La nuit était tombée quand elle sortit du cabinet de consultation. Elle n’ôta pas ses lunettes car l’éclairage des rues l’incommodait, en particulier celui des annonces publicitaires. Elle entra dans une pharmacie acheter le médicament prescrit par le médecin, décida de faire la sourde oreille quand l’employé qui la servait déclara qu’il était bien injuste que certains yeux fussent cachés par des verres sombres, observation impertinente en soi, un pharmacien, on n’a pas idée, et qui de surcroît contrariait sa conviction que des lunettes teintées lui conféraient un air de mystère capiteux, susceptible de déclencher l’intérêt des hommes qui passaient et même de leur donner envie de rétribuer ce mystère, n’était le fait qu’aujourd’hui elle était attendue par quelqu’un, un rendez-vous dont elle avait des raisons d’espérer des bonnes choses, sur le plan des satisfactions matérielles et aussi dans d’autres domaines. Elle connaissait l’homme qu’elle s’apprêtait à rejoindre, il n’avait pas soulevé d’objection quand elle l’avait prévenu qu’elle ne pourrait pas enlever ses lunettes, ordre que le médecin n’avait d’ailleurs pas encore donné, et le caractère inusité de la situation la fit rire. En sortant de la pharmacie, la jeune fille fit signe à un taxi et lui donna le nom d’un hôtel. Appuyée contre la banquette, elle savourait déjà, pour autant que ce terme soit approprié, les différentes et multiples sensations de la jouissance sensuelle, depuis le premier et savant effleurement des lèvres, depuis la première caresse intime jusqu’aux explosions successives d’un orgasme qui la laisserait épuisée et heureuse, comme crucifiée, pardonnez la comparaison, sur une éblouissante et vertigineuse girandole. Nous avons donc de bonnes raisons pour conclure que la jeune fille aux lunettes teintées, si son partenaire a su remplir convenablement son devoir, du point de vue du temps et aussi de la technique, paie toujours d’avance et le double de ce qu’elle encaisse ensuite. Perdue dans ces pensées, sans doute parce qu’elle venait de payer une consultation, elle se demanda si le moment n’était pas venu d’augmenter dès aujourd’hui ce qu’elle appelait par un badin euphémisme son juste niveau de rémunération.

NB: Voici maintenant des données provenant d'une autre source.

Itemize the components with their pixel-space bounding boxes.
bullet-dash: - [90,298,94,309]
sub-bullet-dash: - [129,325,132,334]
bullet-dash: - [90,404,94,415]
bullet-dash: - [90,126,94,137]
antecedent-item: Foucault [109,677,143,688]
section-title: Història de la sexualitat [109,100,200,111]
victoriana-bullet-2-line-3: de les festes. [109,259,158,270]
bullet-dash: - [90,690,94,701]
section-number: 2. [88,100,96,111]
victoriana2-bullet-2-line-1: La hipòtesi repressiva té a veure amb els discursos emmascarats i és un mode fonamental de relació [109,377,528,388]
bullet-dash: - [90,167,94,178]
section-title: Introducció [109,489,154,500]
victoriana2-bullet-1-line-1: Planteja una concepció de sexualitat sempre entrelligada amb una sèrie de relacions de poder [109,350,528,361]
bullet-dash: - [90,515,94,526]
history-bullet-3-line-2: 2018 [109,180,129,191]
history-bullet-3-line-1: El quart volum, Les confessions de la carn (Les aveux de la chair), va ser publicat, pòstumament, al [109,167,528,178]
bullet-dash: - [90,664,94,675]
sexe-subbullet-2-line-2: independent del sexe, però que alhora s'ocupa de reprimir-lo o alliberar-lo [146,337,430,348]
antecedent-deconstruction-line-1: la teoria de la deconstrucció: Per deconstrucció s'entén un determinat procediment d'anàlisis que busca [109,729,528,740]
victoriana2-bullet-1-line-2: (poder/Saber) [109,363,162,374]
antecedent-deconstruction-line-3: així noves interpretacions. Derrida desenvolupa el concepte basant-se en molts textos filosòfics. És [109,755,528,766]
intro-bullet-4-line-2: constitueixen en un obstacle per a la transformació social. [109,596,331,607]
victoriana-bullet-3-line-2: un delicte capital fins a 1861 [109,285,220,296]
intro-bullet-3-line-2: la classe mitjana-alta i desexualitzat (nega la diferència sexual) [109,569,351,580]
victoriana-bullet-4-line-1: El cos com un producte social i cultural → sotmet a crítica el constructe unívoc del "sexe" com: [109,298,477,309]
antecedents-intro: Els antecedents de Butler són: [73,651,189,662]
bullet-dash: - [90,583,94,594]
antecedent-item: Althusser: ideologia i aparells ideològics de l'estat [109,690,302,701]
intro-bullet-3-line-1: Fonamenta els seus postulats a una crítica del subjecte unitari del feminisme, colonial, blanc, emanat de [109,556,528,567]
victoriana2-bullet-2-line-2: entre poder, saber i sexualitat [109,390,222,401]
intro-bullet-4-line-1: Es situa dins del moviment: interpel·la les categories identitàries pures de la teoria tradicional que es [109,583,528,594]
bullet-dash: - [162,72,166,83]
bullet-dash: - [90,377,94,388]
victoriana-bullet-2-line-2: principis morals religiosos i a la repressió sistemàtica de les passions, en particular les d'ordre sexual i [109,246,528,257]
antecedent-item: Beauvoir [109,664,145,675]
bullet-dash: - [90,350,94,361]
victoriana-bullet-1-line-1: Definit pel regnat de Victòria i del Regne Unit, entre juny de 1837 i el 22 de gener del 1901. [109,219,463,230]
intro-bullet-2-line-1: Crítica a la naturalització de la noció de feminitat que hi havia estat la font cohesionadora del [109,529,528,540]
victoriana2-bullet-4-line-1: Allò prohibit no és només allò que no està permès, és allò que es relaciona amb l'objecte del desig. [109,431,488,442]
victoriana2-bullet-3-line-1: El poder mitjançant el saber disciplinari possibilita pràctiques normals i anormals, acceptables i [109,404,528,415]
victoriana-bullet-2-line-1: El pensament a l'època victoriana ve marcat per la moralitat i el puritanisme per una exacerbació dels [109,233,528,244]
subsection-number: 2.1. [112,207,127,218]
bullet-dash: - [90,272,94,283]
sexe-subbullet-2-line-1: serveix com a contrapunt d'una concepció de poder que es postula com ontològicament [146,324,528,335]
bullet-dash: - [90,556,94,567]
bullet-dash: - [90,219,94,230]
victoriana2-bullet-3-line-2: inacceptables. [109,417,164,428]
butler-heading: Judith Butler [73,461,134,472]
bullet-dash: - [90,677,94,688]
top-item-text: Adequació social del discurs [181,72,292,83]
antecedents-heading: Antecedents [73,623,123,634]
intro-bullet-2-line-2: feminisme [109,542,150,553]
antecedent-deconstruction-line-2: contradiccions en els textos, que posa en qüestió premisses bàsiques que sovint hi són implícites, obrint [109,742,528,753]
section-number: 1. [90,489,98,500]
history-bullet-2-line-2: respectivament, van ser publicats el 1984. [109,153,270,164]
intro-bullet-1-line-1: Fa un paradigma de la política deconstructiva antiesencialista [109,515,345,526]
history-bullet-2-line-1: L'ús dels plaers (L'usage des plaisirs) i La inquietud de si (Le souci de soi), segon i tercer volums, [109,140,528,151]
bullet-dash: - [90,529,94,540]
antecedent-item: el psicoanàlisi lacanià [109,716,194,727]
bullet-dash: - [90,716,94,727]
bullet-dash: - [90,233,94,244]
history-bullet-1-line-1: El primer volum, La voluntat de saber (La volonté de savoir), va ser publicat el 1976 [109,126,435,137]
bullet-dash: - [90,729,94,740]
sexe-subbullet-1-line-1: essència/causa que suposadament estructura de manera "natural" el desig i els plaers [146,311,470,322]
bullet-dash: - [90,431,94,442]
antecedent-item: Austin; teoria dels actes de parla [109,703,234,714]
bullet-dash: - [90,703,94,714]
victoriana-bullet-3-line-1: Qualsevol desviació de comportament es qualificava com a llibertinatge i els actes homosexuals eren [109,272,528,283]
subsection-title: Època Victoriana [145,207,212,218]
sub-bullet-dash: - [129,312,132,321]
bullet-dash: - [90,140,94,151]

Elle fit arrêter le taxi un pâté de maisons avant, se mêla aux passants qui allaient dans la même direction, se laissant en quelque sorte porter par eux, anonyme et sans vice observable. Elle entra dans l’hôtel d’un air naturel, traversa le vestibule et se dirigea vers le bar. En avance de quelques minutes, elle devait donc attendre, car l’heure du rendez-vous avait été fixée avec précision. Elle commanda un rafraîchissement qu’elle but tranquillement, sans regarder quiconque, elle ne voulait pas être prise pour une vulgaire chasseuse d’hommes. Un peu plus tard, telle une touriste qui monte dans sa chambre pour se reposer après avoir passé l’après-midi dans les musées, elle se dirigea vers l’ascenseur. La vertu, personne ne l’ignore plus, rencontre toujours des écueils sur le très dur chemin de la perfection, mais le péché et le vice sont si choyés par la fortune qu’à peine arrivée devant l’ascenseur les portes s’ouvrirent. Il en sortit un couple âgé, elle entra, appuya sur le bouton du troisième étage, le numéro de la chambre qu’elle cherchait était le trois cent douze, c’est ici, elle frappa discrètement à la porte, dix minutes plus tard elle était nue, quinze minutes plus tard elle gémissait, dix-huit minutes plus tard elle susurrait des mots d’amour sans plus avoir besoin de feindre, vingt minutes plus tard elle commençait à perdre la tête, vingt et une minutes plus tard elle sentit son corps s’anéantir de plaisir, vingt-deux minutes plus tard elle cria, Maintenant, maintenant, et quand elle reprit conscience, épuisée et heureuse, elle dit, Je vois encore tout blanc.

3

Un policier ramena le voleur d’automobiles chez lui. Le circonspect et compatissant agent de la force publique ne pouvait imaginer qu’il conduisait par le bras un délinquant endurci, non pour l’empêcher de s’échapper comme cela aurait été le cas en une autre occasion, mais simplement pour éviter que le pauvre homme ne trébuche et ne tombe. En revanche, il nous est très facile d’imaginer la frayeur de la femme du voleur quand, ouvrant la porte, elle se trouva nez à nez avec un agent de police en uniforme qui, lui sembla-t-il, conduisait un prisonnier accablé à qui, à en juger par sa triste mine, il devait être arrivé quelque chose de pire qu’avoir été arrêté. Un instant, la femme pensa que son homme avait été pris en flagrant délit et que le policier venait perquisitionner chez eux, idée finalement assez rassurante, pour paradoxal que cela paraisse, puisque son mari volait uniquement des voitures, objets qui ne peuvent être dissimulés sous un lit, vu leurs dimensions. Le doute ne dura guère car l’agent déclara, Ce monsieur est aveugle, occupez-vous de lui, et la femme, qui aurait dû être soulagée puisque finalement le policier faisait simplement office d’accompagnateur, saisit toute l’étendue du malheur qui s’abattait sur sa maison quand son mari pleurant à chaudes larmes lui tomba dans les bras en annonçant ce que nous savons déjà.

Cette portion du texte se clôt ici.